ものみな上がる10月も 取り残されるお茶業界 しわ寄せは生産農家に

この10月、多くの加工食品が価格改定を行ったが、動きのみられないカテゴリーもいくつかある。その一つがパック茶(包装茶)だ。急須で淹れて飲む茶葉を個包装にして100g500~800円程度で販売しているもの。唯一のNBメーカーである伊藤園が10月から5~7%の値上げを発表し末端売価も10~20円ほど上がっているようだが、これに追随するメーカーはみられない。

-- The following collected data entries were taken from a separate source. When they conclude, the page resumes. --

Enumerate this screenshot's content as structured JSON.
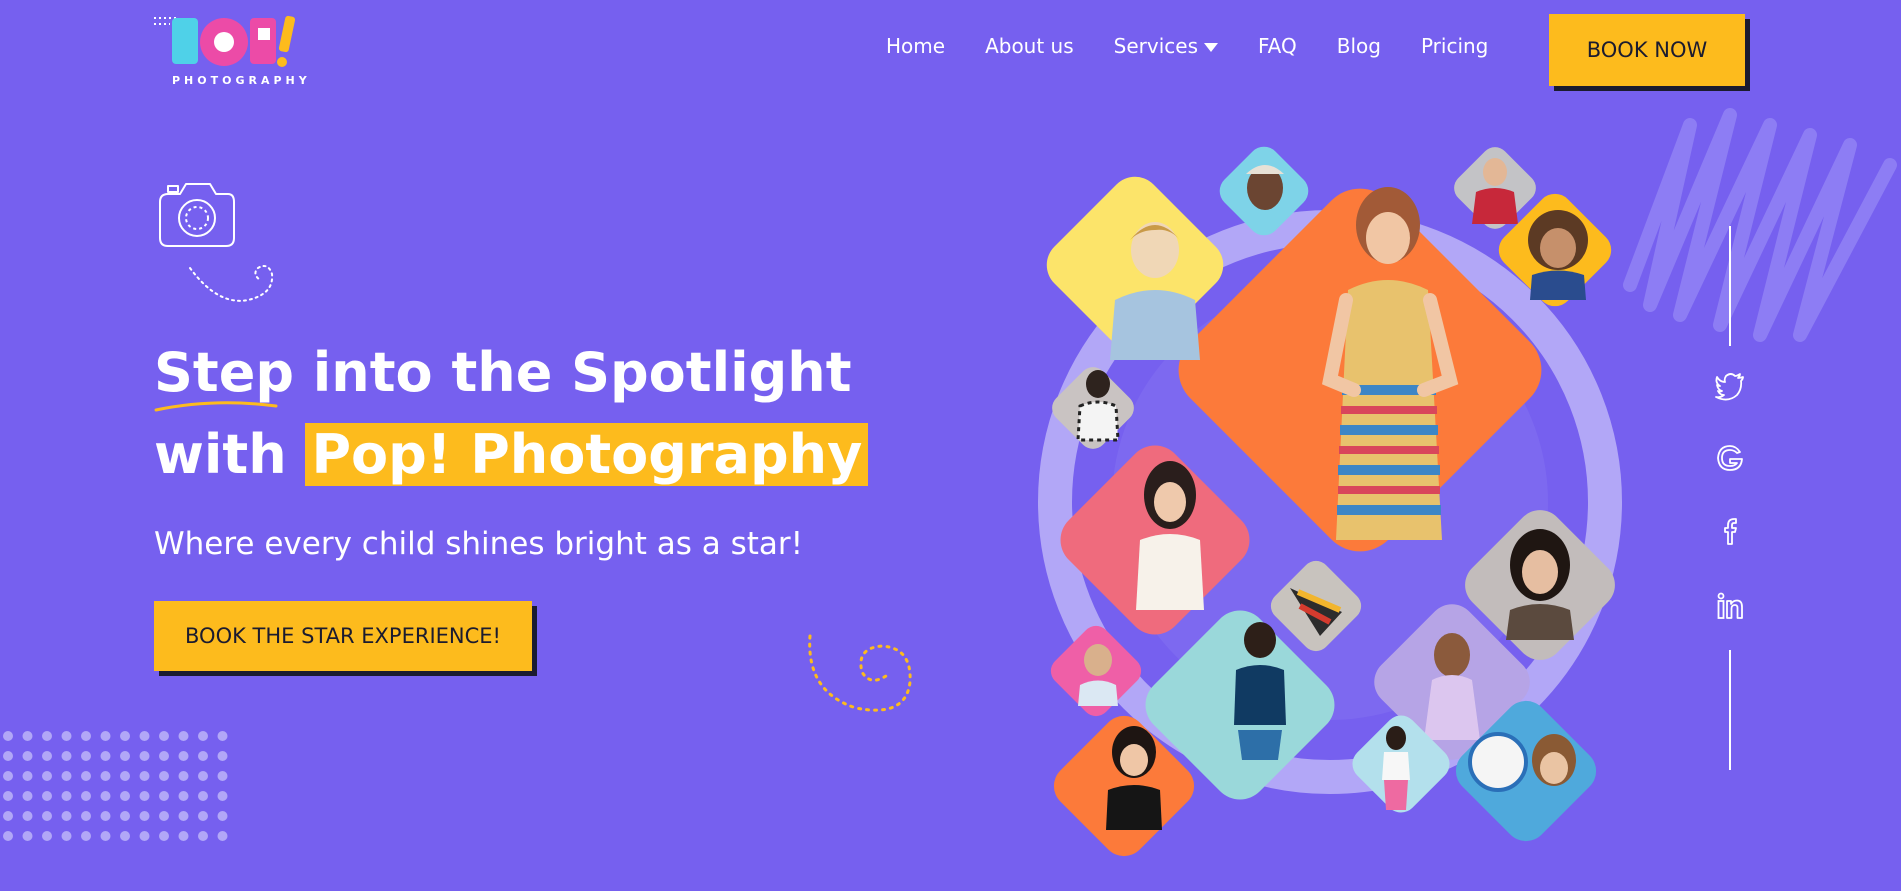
{
  "brand": {
    "logo_text": "POP!",
    "logo_sub": "PHOTOGRAPHY"
  },
  "nav": {
    "items": [
      {
        "label": "Home"
      },
      {
        "label": "About us"
      },
      {
        "label": "Services"
      },
      {
        "label": "FAQ"
      },
      {
        "label": "Blog"
      },
      {
        "label": "Pricing"
      }
    ],
    "cta": "BOOK NOW"
  },
  "hero": {
    "headline_word": "Step",
    "headline_rest": " into the Spotlight",
    "headline_with": "with ",
    "headline_highlight": "Pop! Photography",
    "subhead": "Where every child shines bright as a star!",
    "cta": "BOOK THE STAR EXPERIENCE!"
  },
  "social": [
    "twitter-icon",
    "google-icon",
    "facebook-icon",
    "linkedin-icon"
  ],
  "colors": {
    "background": "#7660ef",
    "accent": "#fdbb1d",
    "ring": "#b2a7f7",
    "dark": "#1b1b2f"
  }
}
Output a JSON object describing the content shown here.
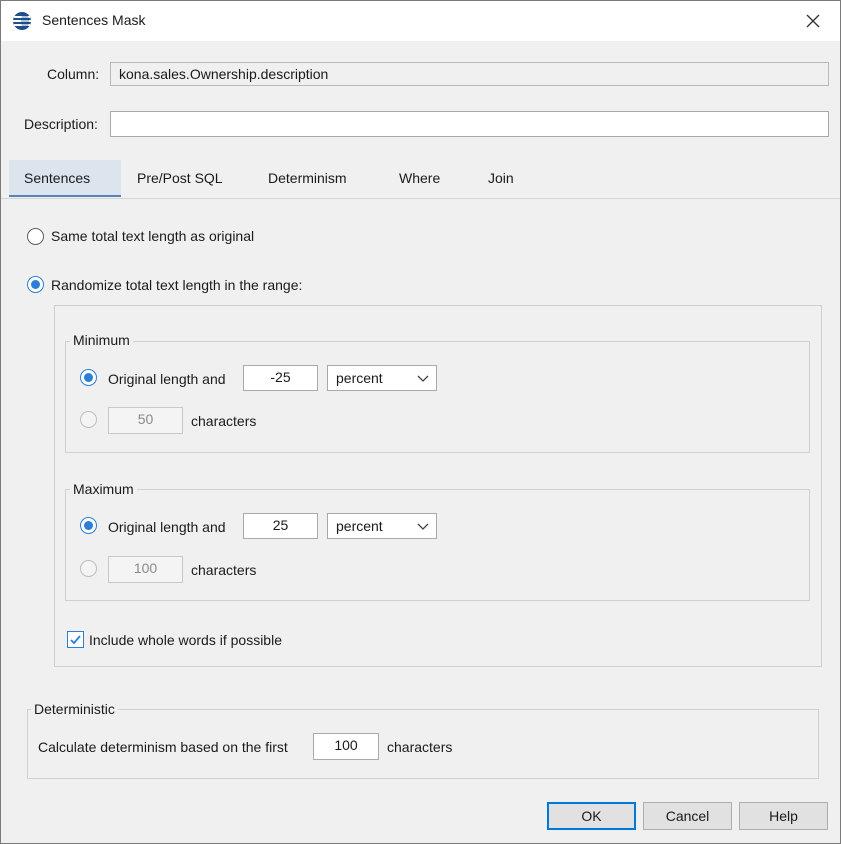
{
  "window": {
    "title": "Sentences Mask"
  },
  "column": {
    "label": "Column:",
    "value": "kona.sales.Ownership.description"
  },
  "description": {
    "label": "Description:",
    "value": ""
  },
  "tabs": [
    {
      "label": "Sentences",
      "active": true
    },
    {
      "label": "Pre/Post SQL",
      "active": false
    },
    {
      "label": "Determinism",
      "active": false
    },
    {
      "label": "Where",
      "active": false
    },
    {
      "label": "Join",
      "active": false
    }
  ],
  "options": {
    "same_length_label": "Same total text length as original",
    "randomize_label": "Randomize total text length in the range:",
    "selected": "randomize"
  },
  "minimum": {
    "title": "Minimum",
    "original_label": "Original length and",
    "original_value": "-25",
    "unit": "percent",
    "chars_value": "50",
    "chars_label": "characters",
    "selected": "original"
  },
  "maximum": {
    "title": "Maximum",
    "original_label": "Original length and",
    "original_value": "25",
    "unit": "percent",
    "chars_value": "100",
    "chars_label": "characters",
    "selected": "original"
  },
  "whole_words": {
    "label": "Include whole words if possible",
    "checked": true
  },
  "deterministic": {
    "title": "Deterministic",
    "prefix": "Calculate determinism based on the first",
    "value": "100",
    "suffix": "characters"
  },
  "buttons": {
    "ok": "OK",
    "cancel": "Cancel",
    "help": "Help"
  },
  "colors": {
    "accent": "#2b7fd6",
    "tab_active_bg": "#dce4ee",
    "dialog_bg": "#f0f0f0"
  }
}
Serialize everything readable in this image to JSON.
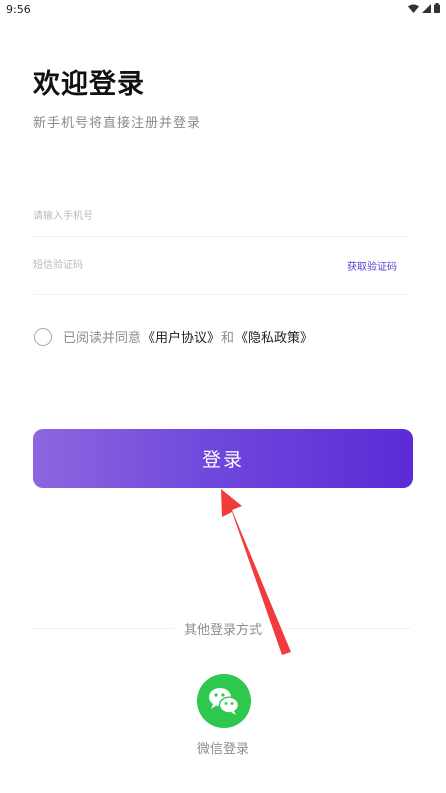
{
  "status_bar": {
    "time": "9:56",
    "icons": [
      "wifi-icon",
      "signal-icon",
      "battery-icon"
    ]
  },
  "header": {
    "title": "欢迎登录",
    "subtitle": "新手机号将直接注册并登录"
  },
  "form": {
    "phone_placeholder": "请输入手机号",
    "code_placeholder": "短信验证码",
    "get_code_label": "获取验证码"
  },
  "agreement": {
    "prefix": "已阅读并同意",
    "user_agreement": "《用户协议》",
    "conjunction": "和",
    "privacy_policy": "《隐私政策》",
    "checked": false
  },
  "login_button": {
    "label": "登录"
  },
  "other_login": {
    "label": "其他登录方式",
    "wechat_label": "微信登录"
  },
  "colors": {
    "accent": "#6a3fd8",
    "wechat": "#2dc84d",
    "arrow": "#f03c3c"
  }
}
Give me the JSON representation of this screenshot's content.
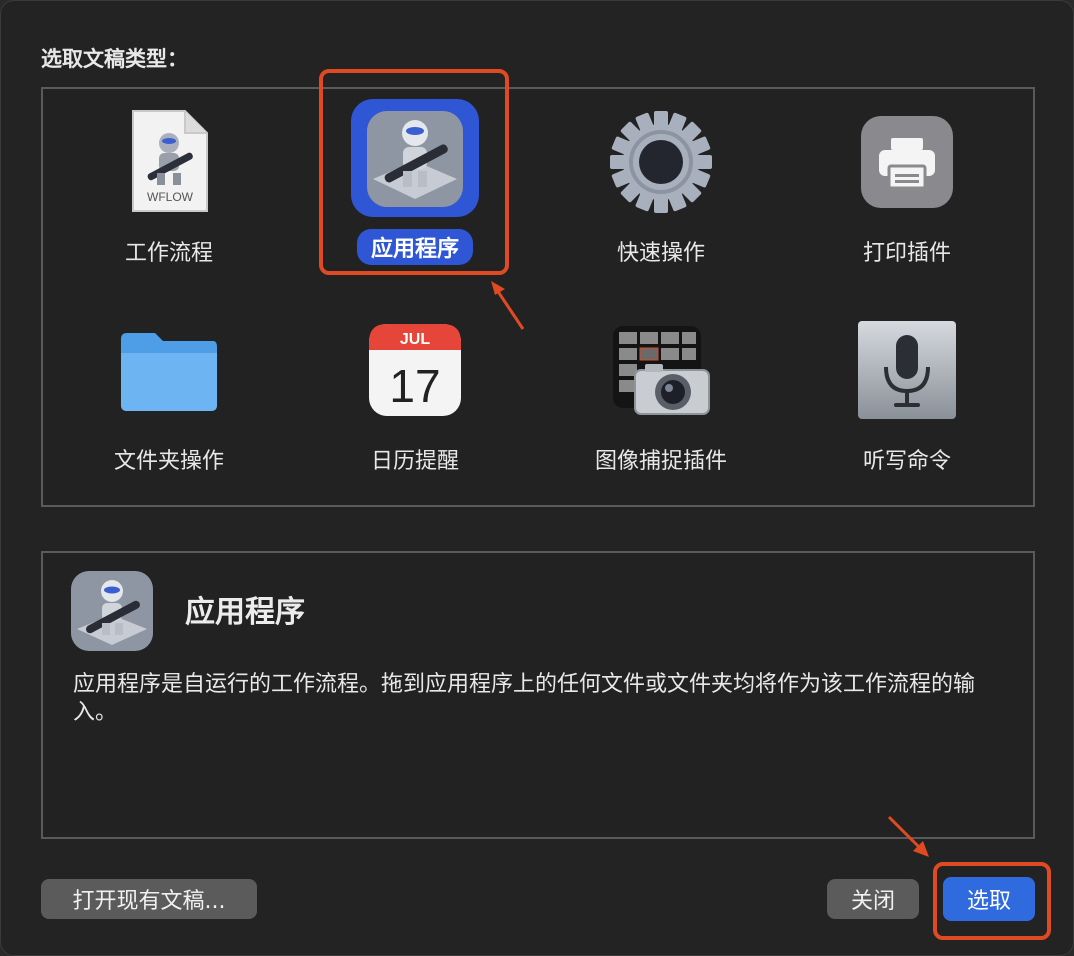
{
  "dialog": {
    "heading": "选取文稿类型：",
    "types": [
      {
        "label": "工作流程",
        "icon": "workflow-file-icon",
        "doc_text": "WFLOW"
      },
      {
        "label": "应用程序",
        "icon": "automator-app-icon",
        "selected": true
      },
      {
        "label": "快速操作",
        "icon": "gear-icon"
      },
      {
        "label": "打印插件",
        "icon": "printer-icon"
      },
      {
        "label": "文件夹操作",
        "icon": "folder-icon"
      },
      {
        "label": "日历提醒",
        "icon": "calendar-icon",
        "month": "JUL",
        "day": "17"
      },
      {
        "label": "图像捕捉插件",
        "icon": "image-capture-icon"
      },
      {
        "label": "听写命令",
        "icon": "microphone-icon"
      }
    ],
    "description": {
      "title": "应用程序",
      "text": "应用程序是自运行的工作流程。拖到应用程序上的任何文件或文件夹均将作为该工作流程的输入。"
    },
    "buttons": {
      "open_existing": "打开现有文稿...",
      "close": "关闭",
      "choose": "选取"
    }
  },
  "colors": {
    "selection": "#2f56d4",
    "primary_button": "#2f6bde",
    "annotation": "#e04a22"
  }
}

お茶の生産・加工に欠かせない重油や肥料などが値上がりしている。特に窒素系の肥料価格が急騰し、1アール当たり5万円と言われる年間の肥料代が7万5千円に跳ね上がるという試算もある(JA静岡経済連)。国は肥料価格高騰対策事業で上昇分の7割を支援し、そのほか各県単位での支援もあるため上昇分のほとんどは相殺されそうだが、諸々のコスト高から農家の生産コストは間違いなく上がっている。

上昇分を茶商(メーカー)に売り渡すときの茶価に転嫁できれば問題はないが、規模の小さいメーカーがほとんどの茶業界は、食品スーパーなど小売に対する発言力は、お茶離れもあって極端に弱い。唯一、価格交渉ができた伊藤園だが、パック茶市場でのシェアは3割に過ぎない。地域ごとに有力な茶商が小売の口座を持っているパターンが多く、有力といっても売上規模は10億円程度ということも少なくない。「値上げは恐くて言い出せない。ならばおたくを止めて違うお茶屋さんに頼むと言われる」ことが目に見えると言う。

伊藤園は、「体脂肪を減らす」で機能性表示食品を取得したパック茶や、ティーバッグ、粉末茶を持ち、付加価値を持つお茶を拡大していくためにも品質の担保は欠かすことができないというインセンティブを持つが、多くの茶商は小売との力関係から値上げを言い出せずにいる。PBでは唯一、ハラダ製茶が納価交渉を始め一部商品で結果を出している程度。

ここで値上げをしておかないとしわ寄せは生産農家に集中するが、現状を冷静に見る茶商もいる。コメは苗を育て田植えをしないと収穫できないが、お茶は施肥で手抜きをしようが春になれば新芽が伸びる。今の茶価低迷は供給過剰も大きな要因のため、ここで茶園の維持に見切りをつける生産者が増えれば生産調整ができるというもの。茶商も、残って欲しい農家とはパイプを太くしつつある。価格を据え置かざるを得ない茶業界は厳しい状況に置かれている。